The poem I selected was Still I Rise written by Maya Angelou in the 1970’s. Angelou shares her thoughts and responses on how she feels as a Black woman is seen by society. She encompasses the feelings of not being able to be anything but Black. Society constricts her to those two labels, stripping all humanity from her. She asks her audience questions like “Does my haughtiness offend you?” and “Do you want to see me broken?” pointing out the contradiction in her oppressor’s beliefs.
She states in the poem that she is extremely resilient, not allowing any negativity, especially microaggressions affect her.
I believe this poem qualifies as a piece of “literature of resistance” because it resists the urge to conform to society’s stereotypes and assumptions about the Black woman, where she cannot be delicate but she cannot be wild. It resists the abilities of others to label her and restrict her worth, causing “Black” and “woman” to be just two meaningless words.

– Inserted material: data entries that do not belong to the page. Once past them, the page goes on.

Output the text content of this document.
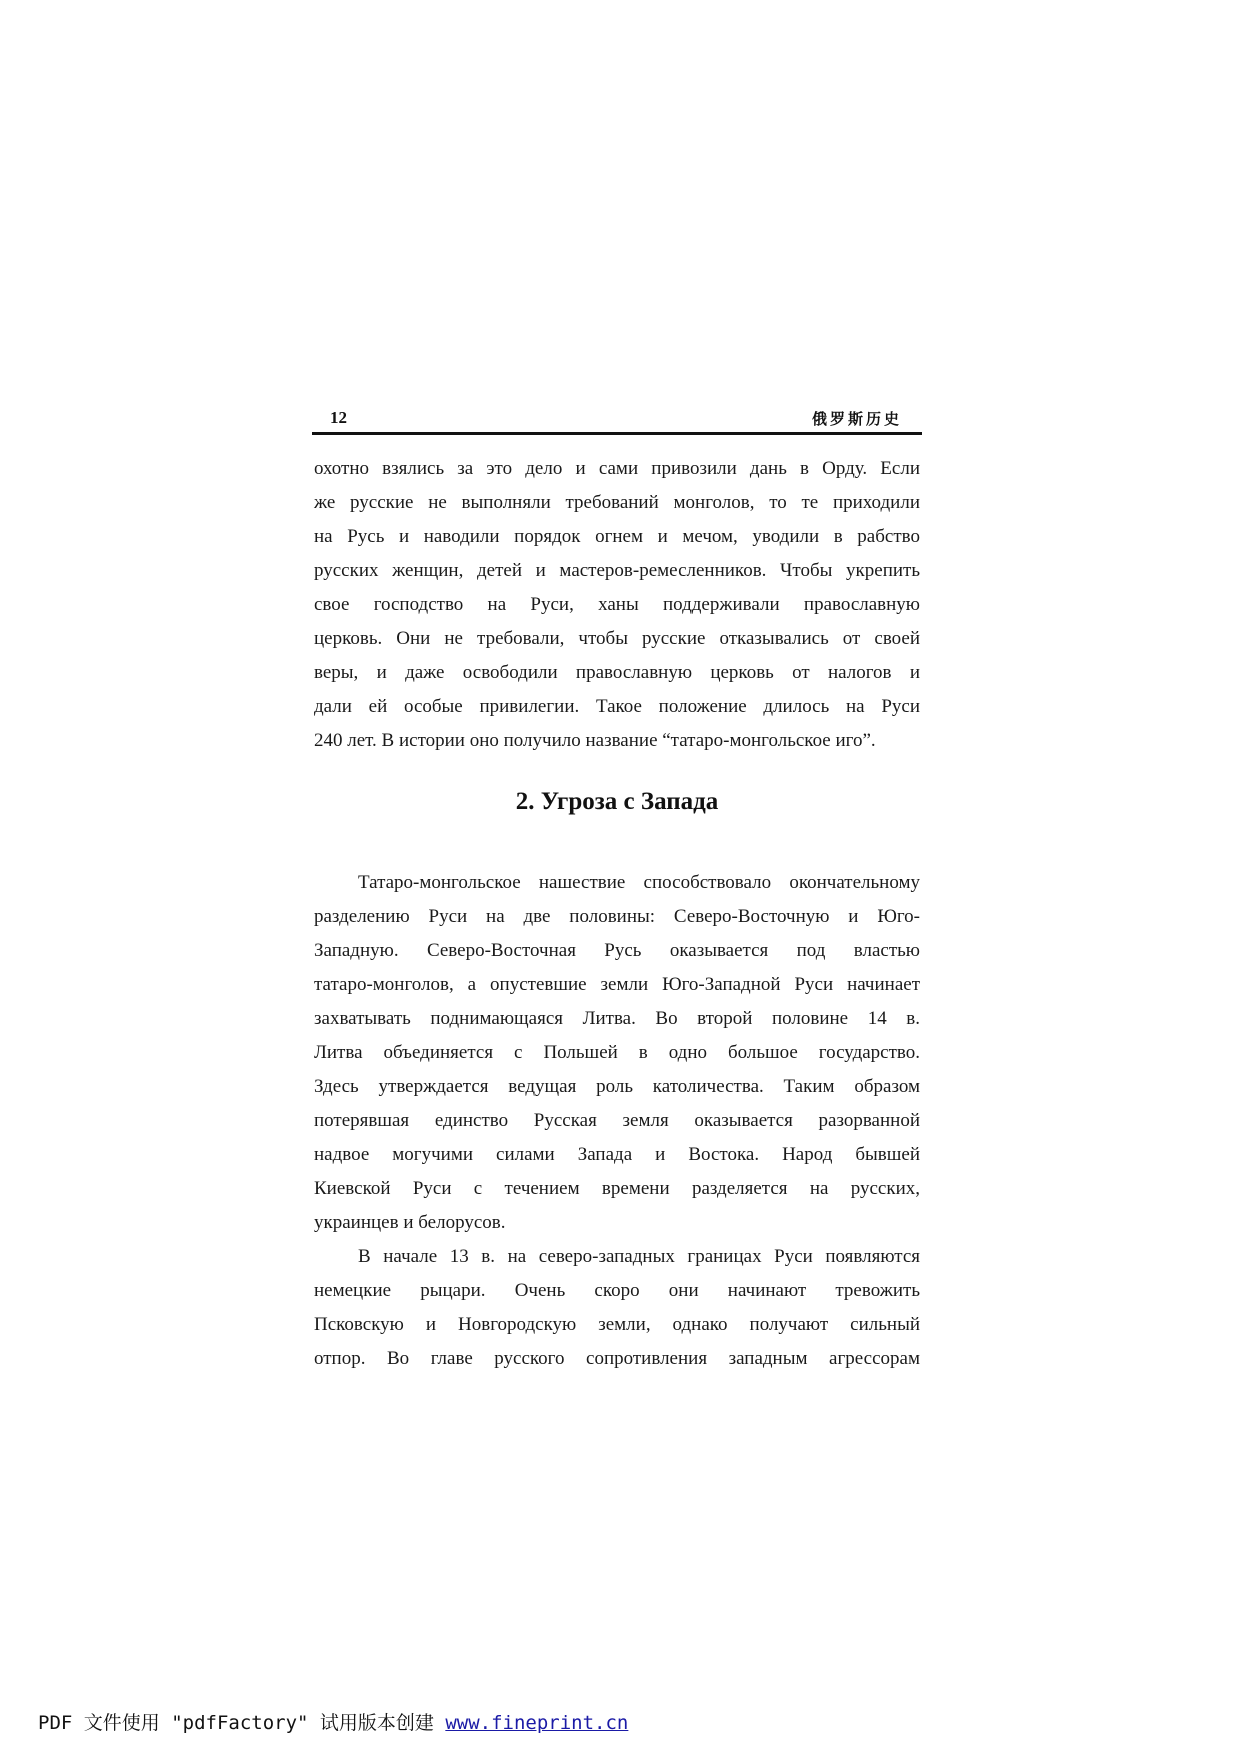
12	俄罗斯历史

охотно взялись за это дело и сами привозили дань в Орду. Если

же русские не выполняли требований монголов, то те приходили

на Русь и наводили порядок огнем и мечом, уводили в рабство

русских женщин, детей и мастеров-ремесленников. Чтобы укрепить

свое господство на Руси, ханы поддерживали православную

церковь. Они не требовали, чтобы русские отказывались от своей

веры, и даже освободили православную церковь от налогов и

дали ей особые привилегии. Такое положение длилось на Руси

240 лет. В истории оно получило название “татаро-монгольское иго”.

2. Угроза с Запада

Татаро-монгольское нашествие способствовало окончательному

разделению Руси на две половины: Северо-Восточную и Юго-

Западную. Северо-Восточная Русь оказывается под властью

татаро-монголов, а опустевшие земли Юго-Западной Руси начинает

захватывать поднимающаяся Литва. Во второй половине 14 в.

Литва объединяется с Польшей в одно большое государство.

Здесь утверждается ведущая роль католичества. Таким образом

потерявшая единство Русская земля оказывается разорванной

надвое могучими силами Запада и Востока. Народ бывшей

Киевской Руси с течением времени разделяется на русских,

украинцев и белорусов.

В начале 13 в. на северо-западных границах Руси появляются

немецкие рыцари. Очень скоро они начинают тревожить

Псковскую и Новгородскую земли, однако получают сильный

отпор. Во главе русского сопротивления западным агрессорам

PDF 文件使用 "pdfFactory" 试用版本创建 www.fineprint.cn
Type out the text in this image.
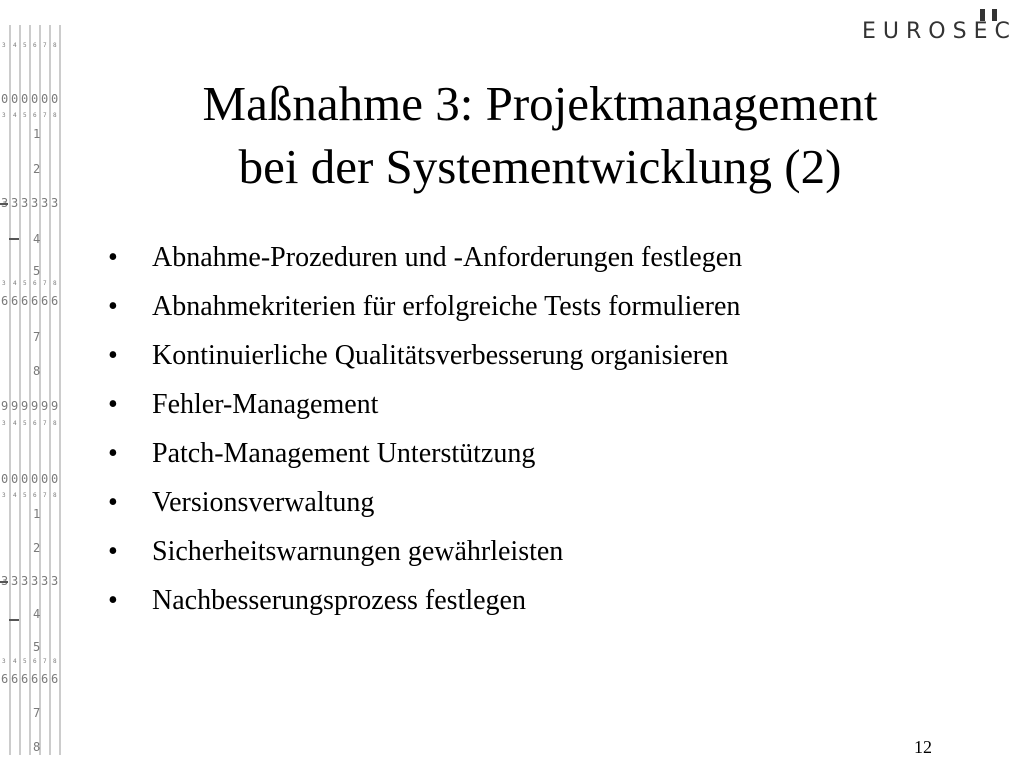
3 4 5 6 7 8
0 0 0 0 0 0
3 4 5 6 7 8
1
2
3 3 3 3 3
4
5
3 4 5 6 7 8
6 6 6 6 6 6
7
8
9 9 9 9 9 9
3 4 5 6 7 8
0 0 0 0 0 0
3 4 5 6 7 8
1
2
3 3 3 3 3
4
5
3 4 5 6 7 8
6 6 6 6 6 6
7
8
EUROSEC
Maßnahme 3: Projektmanagement
bei der Systementwicklung (2)
• Abnahme-Prozeduren und -Anforderungen festlegen
• Abnahmekriterien für erfolgreiche Tests formulieren
• Kontinuierliche Qualitätsverbesserung organisieren
• Fehler-Management
• Patch-Management Unterstützung
• Versionsverwaltung
• Sicherheitswarnungen gewährleisten
• Nachbesserungsprozess festlegen
12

I know it is resisting it because not only am I living that experience myself and watching others live it more extensively, I see in her language with powerful phrases like:
“You may shoot me with your words,
You may cut me with your eyes,
You may kill me with your hatefulness,
But still, like air, I’ll rise.” -Maya Angelou
“Does my sassiness upset you?
Why are you beset with gloom?
‘Cause I walk like I’ve got oil wells
Pumping in my living room”.
“Does my sexiness upset you?
Does it come as a surprise
That I dance like I’ve got diamonds
At the meeting of my thighs?”
Angelou cleverly uses those phrases to refers to the robbing of the goods and treasures of her homeland into things she and others have repossessed in different forms throughout the years, like happiness and hope. Angelou is truly inspirational with her successful attempt at resisting the social “norms” and “expectations” of Black women throughout society. She encourages others with her words leaving them with the message that still, they rise.